Requirements for rechargeable batteries for electric and hybrid electric cars

Requirements for rechargeable batteries for electric and hybrid electric cars

Research on the batteries of electric cars and hybrid electric cars has shown that the performance parameters of mass energy density and volumetric energy density are very important. In addition to these two electrical performance parameters, the cost, size, weight and life of rechargeable batteries ranked second. These two performance parameters of lead-acid batteries are very poor. Silver-zinc batteries (Ag-Zn) have the highest volume energy density and mass energy density, as listed in Table 1. After silver-zinc batteries, the electrical performance parameters of silver metal hydride (Ag-MH) batteries rank second. The electrical performance parameters of various commercial batteries, namely mass energy density and volume energy density, are summarized in Table 1.

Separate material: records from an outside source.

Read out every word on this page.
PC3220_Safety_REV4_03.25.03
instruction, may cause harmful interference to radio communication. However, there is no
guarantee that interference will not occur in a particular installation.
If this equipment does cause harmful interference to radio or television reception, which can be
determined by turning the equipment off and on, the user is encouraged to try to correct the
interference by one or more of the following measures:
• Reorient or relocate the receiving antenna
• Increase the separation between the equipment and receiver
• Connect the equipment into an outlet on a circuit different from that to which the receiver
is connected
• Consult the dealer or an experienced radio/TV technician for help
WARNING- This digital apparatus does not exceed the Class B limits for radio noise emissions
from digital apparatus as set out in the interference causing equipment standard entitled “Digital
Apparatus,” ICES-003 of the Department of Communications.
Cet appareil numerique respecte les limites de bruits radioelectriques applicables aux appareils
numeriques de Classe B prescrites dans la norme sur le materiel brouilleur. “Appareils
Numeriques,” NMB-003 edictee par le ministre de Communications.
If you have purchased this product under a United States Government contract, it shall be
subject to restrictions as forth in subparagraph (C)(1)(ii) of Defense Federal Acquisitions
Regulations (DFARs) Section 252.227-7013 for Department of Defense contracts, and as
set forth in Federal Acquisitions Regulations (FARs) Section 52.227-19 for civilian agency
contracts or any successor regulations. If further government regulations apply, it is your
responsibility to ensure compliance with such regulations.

Battery TypeVoltage range/VTemperature range/℃Cycle life/hMass energy density / (W·h/kg)Volume energy density / (W·h/L)Self-discharge (%/month)
Ni-MH1.4 ~1.2﹣30 ~65900 ~ 120065 ~ 85200 ~ 85015 ~20
Ni-H21.5 ~1.2﹣10 ~30>220045 ~ 6068 ~8440 ~60
Ni-Zn1.9 ~ 1.5﹣20 ~50326 ~ 65055 ~ 65100 ~14014 ~18
Zn-air1.2 ~1.00~4520 ~ 30150 ~ 220160 ~ 2405 ~10
Zn – AgO1.8 ~1.5﹣20 ~6050 ~8580 ~100175 ~1854~6
Table 1 Characteristics of different aqueous rechargeable batteries

The electrical parameter values ​​summarized in Table 1 are valid for rechargeable batteries designed, developed and tested during 1990-1995. In addition, the parameter error is within ±5%. In the past 15 years or so, the electrical parameters of these batteries have improved significantly.
Currently, various automakers are focusing on electric cars and hybrid electric cars. The battery requirements of all-electric cars are different from those of hybrid electric cars. To be more cost-effective, rechargeable batteries must generate more electricity per unit of mass or volume. The battery of a hybrid car is charged from an on-board power supply or from a charging device composed of an alternator and inverter, which converts alternating current (AC) into direct current (DC). Hybrid operation usually only accounts for a small part of the battery dry cycle.
In some hybrid cars, the capacity of the battery is only sufficient for one cycle of operation of the car, after which the battery needs to be recharged. On the other hand, the battery of an all-electric car is charged by the on-board power supply, and the time for full discharge varies from a few hours to a few days before it needs to be recharged. This is a fundamental difference between the charging requirements of all-electric cars and hybrid cars.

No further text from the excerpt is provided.